A passionate tale of love, freedom, and conquest from the New York Times bestselling author of The House of the Spirits, Isabel Allende.
Born into a poor family in Spain, Ines Suarez, finds herself condemned to a life of poverty without opportunity as a lowly seamstress. But it's the sixteenth century, the beginning of the Spanish conquest of the Americas. Struck by the same restless hope and opportunism, Ines uses her shiftless husband's disappearance to Peru as an excuse to embark on her own adventure. After learning of her husband's death in battle, she meets the fiery war hero, Pedro de Valdivia and begins a love that not only changes her life but the course of history.
Based on the real historical events that founded Chile, Allende takes us on a whirlwind adventure of love and loss seen through the eyes of a daring, complicated woman who fought for freedom.
It is a good person who is a world renowned author, but says her best achievement is not her books, but the love she shares with a few people, especially her family, and having always tried to help people. Such are the thoughts of Isabel Allende, a Chilean author who was awarded the Presidential Medal of Freedom by President Barack Hussein Obama. She has written: The House of the Spirits, and City of the Beasts. Her novels are considered to be the genre of magical realism.
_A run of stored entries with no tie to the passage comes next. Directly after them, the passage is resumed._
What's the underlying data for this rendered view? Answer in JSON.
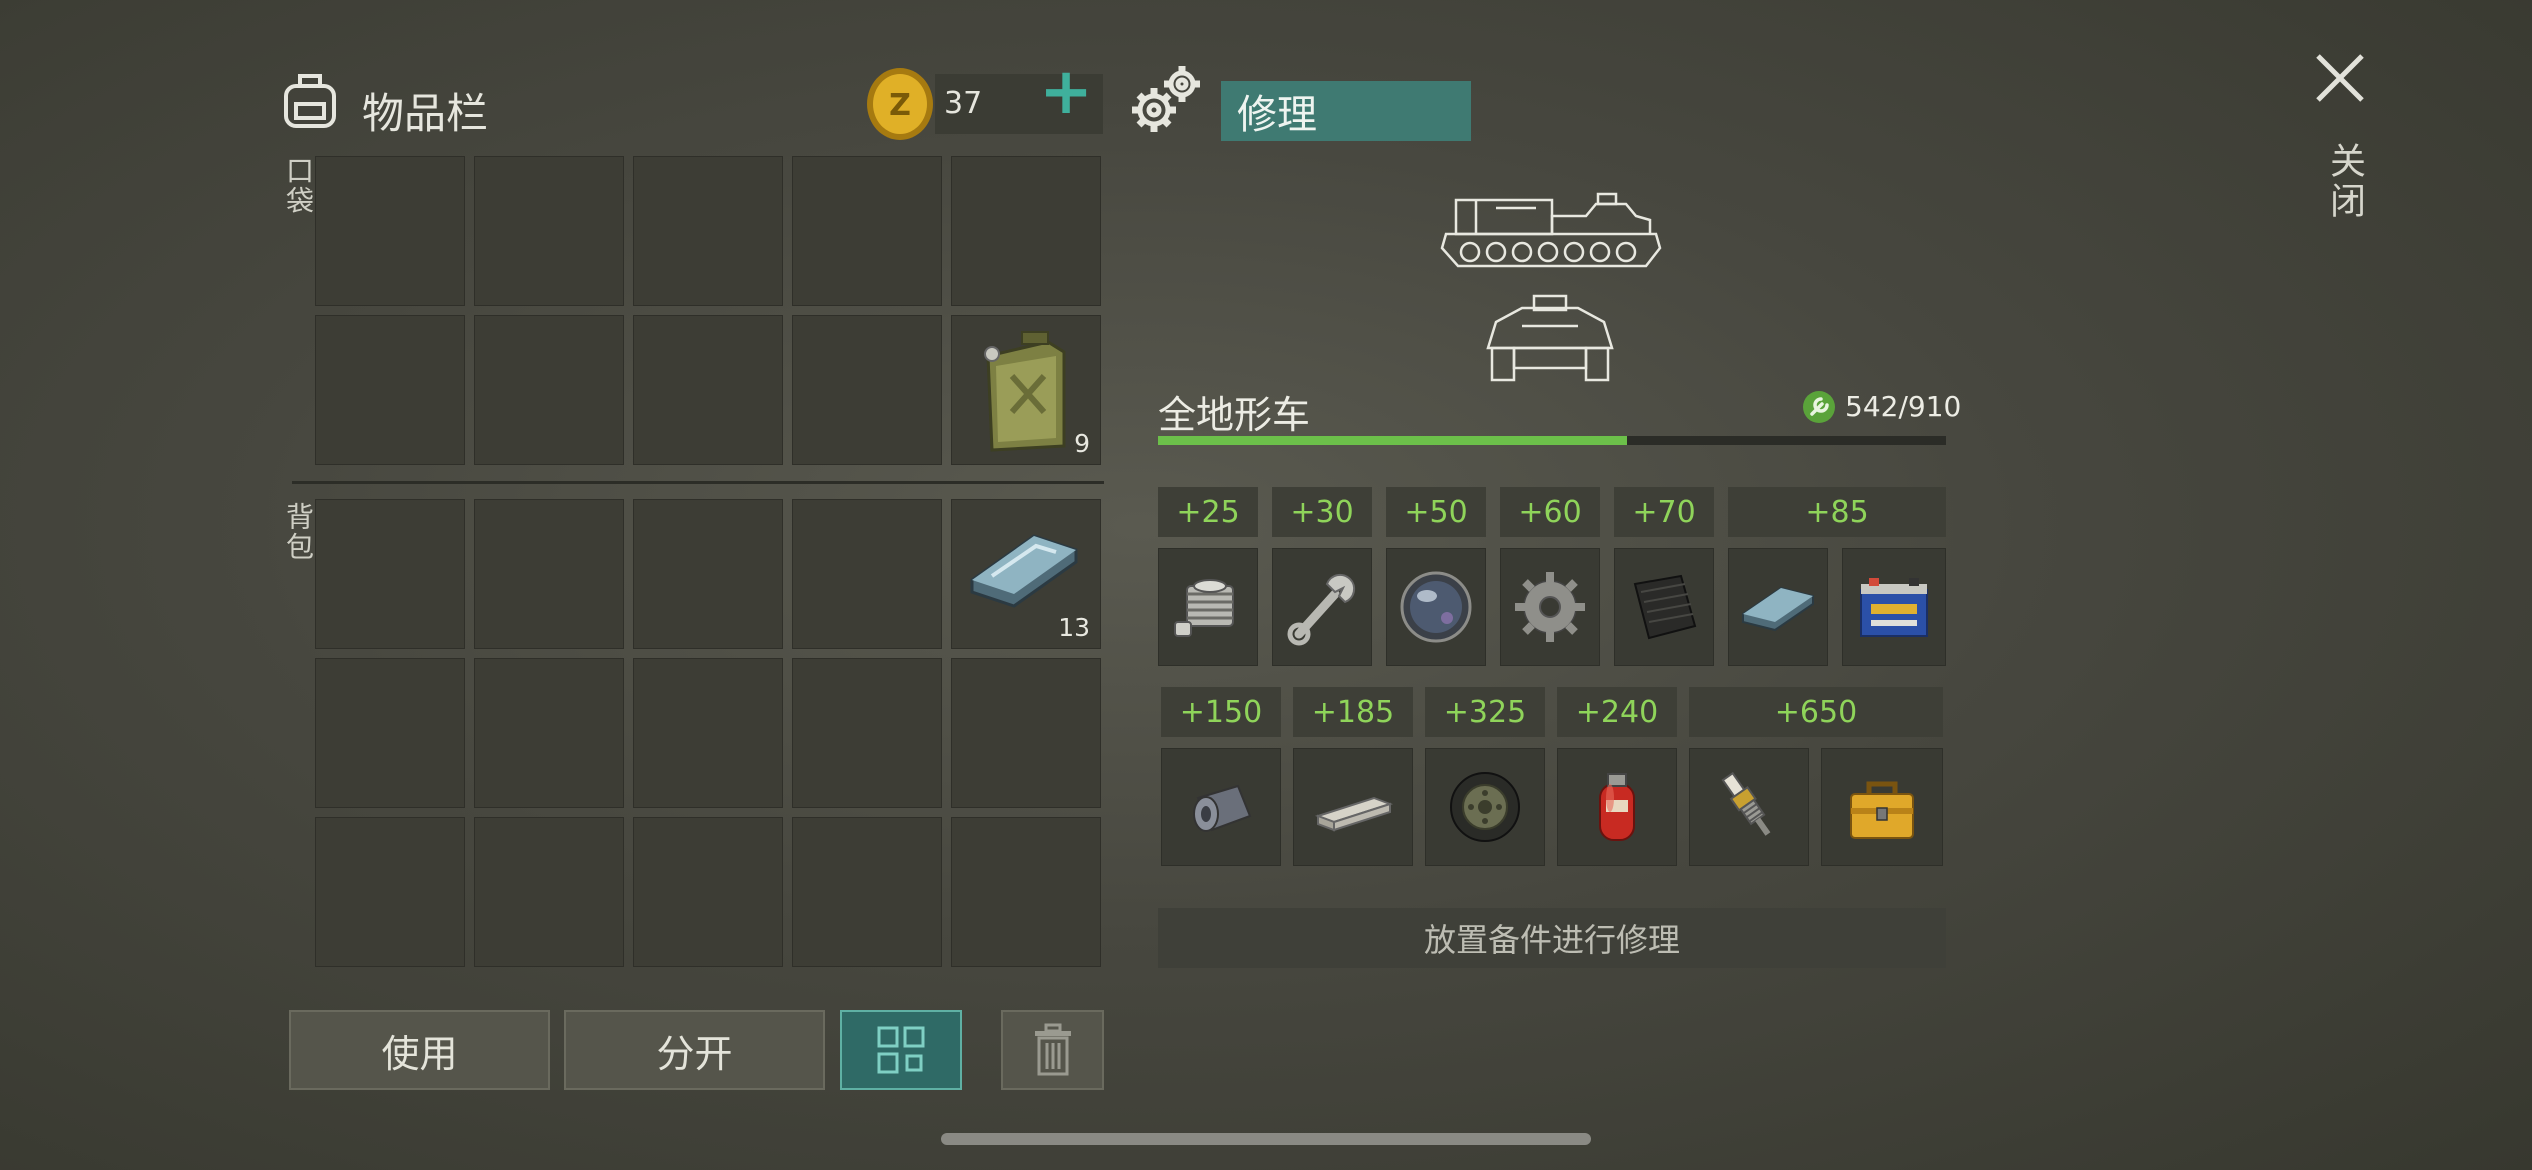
{
  "inventory": {
    "title": "物品栏",
    "pocket_label": "口袋",
    "backpack_label": "背包",
    "coins": "37",
    "add_symbol": "+",
    "pocket_item": {
      "icon": "jerry-can-icon",
      "count": "9"
    },
    "backpack_item": {
      "icon": "metal-ingot-icon",
      "count": "13"
    }
  },
  "buttons": {
    "use": "使用",
    "split": "分开"
  },
  "repair": {
    "tab_label": "修理",
    "vehicle_name": "全地形车",
    "durability_text": "542/910",
    "durability_current": 542,
    "durability_max": 910,
    "values_row1": [
      "+25",
      "+30",
      "+50",
      "+60",
      "+70",
      "+85"
    ],
    "values_row2": [
      "+150",
      "+185",
      "+325",
      "+240",
      "+650"
    ],
    "parts_row1": [
      "engine-cylinder-icon",
      "wrench-icon",
      "glass-lens-icon",
      "gear-icon",
      "rubber-sheet-icon",
      "metal-ingot-icon",
      "car-battery-icon"
    ],
    "parts_row2": [
      "metal-roll-icon",
      "steel-bar-icon",
      "wheel-icon",
      "gas-cylinder-icon",
      "spark-plug-icon",
      "toolbox-icon"
    ],
    "hint": "放置备件进行修理"
  },
  "close_label": "关闭",
  "colors": {
    "accent_teal": "#3f7a72",
    "value_green": "#8fd45a",
    "bar_green": "#6cc04a",
    "coin_gold": "#d9a620"
  }
}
They are usually based on her own experiences, historical events, and pay homage to the lives of women. She also uses elements of myth and realism.
Allende was born in Lima, Peru. Her father was a cousin to Salvador Allende, the President of Chile from 1970 to 1973. Her father left her mother, so Isabel ended up moving to many places when her mother married a diplomat. In 1962 Isabel married an engineering student, when she moved back to Chile to complete her secondary education. She then led a dual life as obedient wife and mother, but in public was Barbara Cartland, well-known tv personality, a dramatist, and journalist with a feminine magazine.
Allende had jobs with the United Nations in Santiago, then Brussels and elsewhere. In Chile she translated books from English to Spanish, but was fired because she made some changes on her own (which were not appreciated) and was altering some endings from "happily ever after", to allow the heroine some independence to do good in the world.
She now runs the Isabel Allende Foundation, founded in 1996 to honor the author's daughter Paula Frias, who passed away at age 29. They award life-changing grants to women to improve their care.